Я вздохнула. Ну не говорить же ему правду, что я начальник оперативно-розыскного отдела тихо умирающего от отсутствия клиентов частного детективного агентства «Шерлок». Принадлежит оно моей подруге Федоре, и в нем мы обе начальницы, подчиненных у нас нет, зарплаты тоже, зато есть лицензия и красивые красные кожаные «корочки», подтверждающие, что Евлампия Романова может на абсолютно законных основаниях проводить расследования. Одна беда, никто не собирается меня нанимать.

– Эй, Романова, ты скончалась? – загудел Крюков. – Так что, есть у тебя работа, или как?

– Или как, – грустно ответила я.

– Отлично!

– Чего же тут хорошего?

– Есть изумительное место, как раз для тебя, – зачастил Борька, – зарплата – супер!

– Спасибо, – перебила я его, – только я сто лет за арфой не сидела, руки железными стали, меня из любого оркестра мигом попрут.

– А кто говорит про струнные инструменты? – изумился Крюков. – Значит, так, в девять жду тебя в кофейне «Макс», успеешь?

Я глянула на часы.

– Должна.

– Не опаздывай, рохля, – завершил разговор Борька.

Я быстро оделась, старательно накрасилась, потом, поглядев на себя в зеркало, осталась недовольна, смыла косметику, повторила процесс и вновь схватилась за молочко для снятия макияжа.

– Ты, Лампудель, не старайся, – хихикнул опаздывающий в школу Кирюшка, – лучше все равно не станешь. Тебя красить, как Мулю, полный бесполезняк! Ну прикинь, Мульяна с голубыми тенями и розовой помадой.

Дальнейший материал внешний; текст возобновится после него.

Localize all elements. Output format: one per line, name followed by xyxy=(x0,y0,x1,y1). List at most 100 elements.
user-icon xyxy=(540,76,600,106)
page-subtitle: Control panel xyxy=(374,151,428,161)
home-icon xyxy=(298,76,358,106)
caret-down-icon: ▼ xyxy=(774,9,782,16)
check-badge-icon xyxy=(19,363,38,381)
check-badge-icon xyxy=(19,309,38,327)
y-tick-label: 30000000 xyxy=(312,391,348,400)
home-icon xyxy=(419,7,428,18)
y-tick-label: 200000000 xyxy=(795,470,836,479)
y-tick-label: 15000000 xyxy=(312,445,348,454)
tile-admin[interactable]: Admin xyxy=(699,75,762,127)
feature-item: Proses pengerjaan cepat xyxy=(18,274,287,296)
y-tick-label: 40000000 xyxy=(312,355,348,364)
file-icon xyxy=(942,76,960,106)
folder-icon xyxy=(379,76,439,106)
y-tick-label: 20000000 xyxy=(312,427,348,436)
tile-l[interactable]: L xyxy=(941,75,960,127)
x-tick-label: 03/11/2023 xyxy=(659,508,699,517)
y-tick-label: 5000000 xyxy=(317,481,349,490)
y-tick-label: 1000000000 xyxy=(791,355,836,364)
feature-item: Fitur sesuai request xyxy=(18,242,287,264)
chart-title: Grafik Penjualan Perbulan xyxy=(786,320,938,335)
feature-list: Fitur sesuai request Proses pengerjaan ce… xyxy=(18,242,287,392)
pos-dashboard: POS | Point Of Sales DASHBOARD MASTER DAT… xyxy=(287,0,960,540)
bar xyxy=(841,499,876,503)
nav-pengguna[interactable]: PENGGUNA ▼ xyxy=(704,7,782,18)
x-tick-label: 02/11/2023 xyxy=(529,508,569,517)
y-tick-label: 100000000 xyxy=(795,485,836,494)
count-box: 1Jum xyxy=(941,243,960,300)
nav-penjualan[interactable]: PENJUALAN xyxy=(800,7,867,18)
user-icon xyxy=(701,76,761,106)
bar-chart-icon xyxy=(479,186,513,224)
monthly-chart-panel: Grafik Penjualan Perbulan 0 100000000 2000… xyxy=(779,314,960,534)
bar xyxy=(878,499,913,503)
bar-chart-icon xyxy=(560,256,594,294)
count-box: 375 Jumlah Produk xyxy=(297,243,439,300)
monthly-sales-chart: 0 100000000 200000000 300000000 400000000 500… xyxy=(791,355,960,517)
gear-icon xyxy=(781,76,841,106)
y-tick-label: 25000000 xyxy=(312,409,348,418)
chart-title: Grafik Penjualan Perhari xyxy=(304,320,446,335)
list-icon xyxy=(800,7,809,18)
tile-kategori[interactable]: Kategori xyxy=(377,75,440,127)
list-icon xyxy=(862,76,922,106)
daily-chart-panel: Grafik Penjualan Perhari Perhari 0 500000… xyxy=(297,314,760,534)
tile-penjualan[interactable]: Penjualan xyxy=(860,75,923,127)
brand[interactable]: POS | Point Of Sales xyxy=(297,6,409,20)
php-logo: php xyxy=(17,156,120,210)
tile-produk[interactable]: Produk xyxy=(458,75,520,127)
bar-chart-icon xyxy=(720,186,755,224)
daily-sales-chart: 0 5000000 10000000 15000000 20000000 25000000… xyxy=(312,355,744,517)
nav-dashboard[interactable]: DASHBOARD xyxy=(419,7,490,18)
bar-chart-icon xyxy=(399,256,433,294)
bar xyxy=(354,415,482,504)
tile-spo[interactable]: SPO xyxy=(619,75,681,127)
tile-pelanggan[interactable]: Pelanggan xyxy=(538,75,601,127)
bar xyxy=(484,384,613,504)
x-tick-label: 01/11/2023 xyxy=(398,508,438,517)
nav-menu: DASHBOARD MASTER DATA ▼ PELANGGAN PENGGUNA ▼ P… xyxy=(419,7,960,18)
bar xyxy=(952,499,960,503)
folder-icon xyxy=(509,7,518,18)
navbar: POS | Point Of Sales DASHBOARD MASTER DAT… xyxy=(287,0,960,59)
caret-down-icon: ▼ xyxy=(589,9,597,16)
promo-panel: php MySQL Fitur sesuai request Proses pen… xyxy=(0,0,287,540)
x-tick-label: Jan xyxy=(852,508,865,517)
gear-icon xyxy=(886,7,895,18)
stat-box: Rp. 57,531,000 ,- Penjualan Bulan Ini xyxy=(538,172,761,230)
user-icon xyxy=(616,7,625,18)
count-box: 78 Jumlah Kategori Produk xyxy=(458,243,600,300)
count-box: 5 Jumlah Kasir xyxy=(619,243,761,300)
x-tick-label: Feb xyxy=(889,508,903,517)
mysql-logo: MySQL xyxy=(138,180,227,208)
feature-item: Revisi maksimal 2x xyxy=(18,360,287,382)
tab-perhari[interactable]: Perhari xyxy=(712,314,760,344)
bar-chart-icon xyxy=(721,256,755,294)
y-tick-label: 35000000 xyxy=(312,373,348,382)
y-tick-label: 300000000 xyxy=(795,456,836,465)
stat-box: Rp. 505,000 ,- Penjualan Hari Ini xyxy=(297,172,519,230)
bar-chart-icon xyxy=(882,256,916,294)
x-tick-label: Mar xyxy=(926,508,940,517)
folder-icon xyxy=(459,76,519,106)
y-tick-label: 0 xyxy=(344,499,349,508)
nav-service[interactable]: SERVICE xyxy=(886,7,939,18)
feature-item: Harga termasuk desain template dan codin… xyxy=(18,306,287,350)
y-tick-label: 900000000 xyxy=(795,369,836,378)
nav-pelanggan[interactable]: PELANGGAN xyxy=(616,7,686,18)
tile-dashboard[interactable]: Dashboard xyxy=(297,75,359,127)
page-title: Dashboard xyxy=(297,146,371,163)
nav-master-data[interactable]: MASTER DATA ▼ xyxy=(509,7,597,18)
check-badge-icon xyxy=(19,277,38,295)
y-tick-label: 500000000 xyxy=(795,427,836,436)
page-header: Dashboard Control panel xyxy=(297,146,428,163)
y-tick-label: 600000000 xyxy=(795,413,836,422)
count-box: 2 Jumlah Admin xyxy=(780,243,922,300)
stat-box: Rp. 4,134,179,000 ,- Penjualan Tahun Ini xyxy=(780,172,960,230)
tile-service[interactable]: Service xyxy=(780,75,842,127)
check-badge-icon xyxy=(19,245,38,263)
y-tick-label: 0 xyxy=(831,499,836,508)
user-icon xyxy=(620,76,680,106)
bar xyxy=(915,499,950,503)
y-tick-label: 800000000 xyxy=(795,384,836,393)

Я уставилась на складчатую физиономию довольно ухмыляющейся мопсихи и с тревогой поинтересовалась:

– Что, все так запущено? Надеюсь, морщин у меня в три раза меньше.

– И нос другой, рожа не черная, и усы пока не растут, – успокоил меня Кирюшка, – просто косметика тебе идет, как корове бейсболка! Лучше выкинь мазилки или Лизке отдай. Та все равно такая уродина, что хуже ей уже не стать!

– Кто уродина? – заорала услышавшая наш разговор Лиза. – Ну погоди, гад!

Через секунду вспыхнула драка. Муля и Ада принялись истошно лаять. Я аккуратно обошла мутузящих друг друга детей. Наверное, Кирюшка прав, мне следует появиться перед Крюковым в натуральном виде, в конце концов, я не собираюсь выходить за него замуж.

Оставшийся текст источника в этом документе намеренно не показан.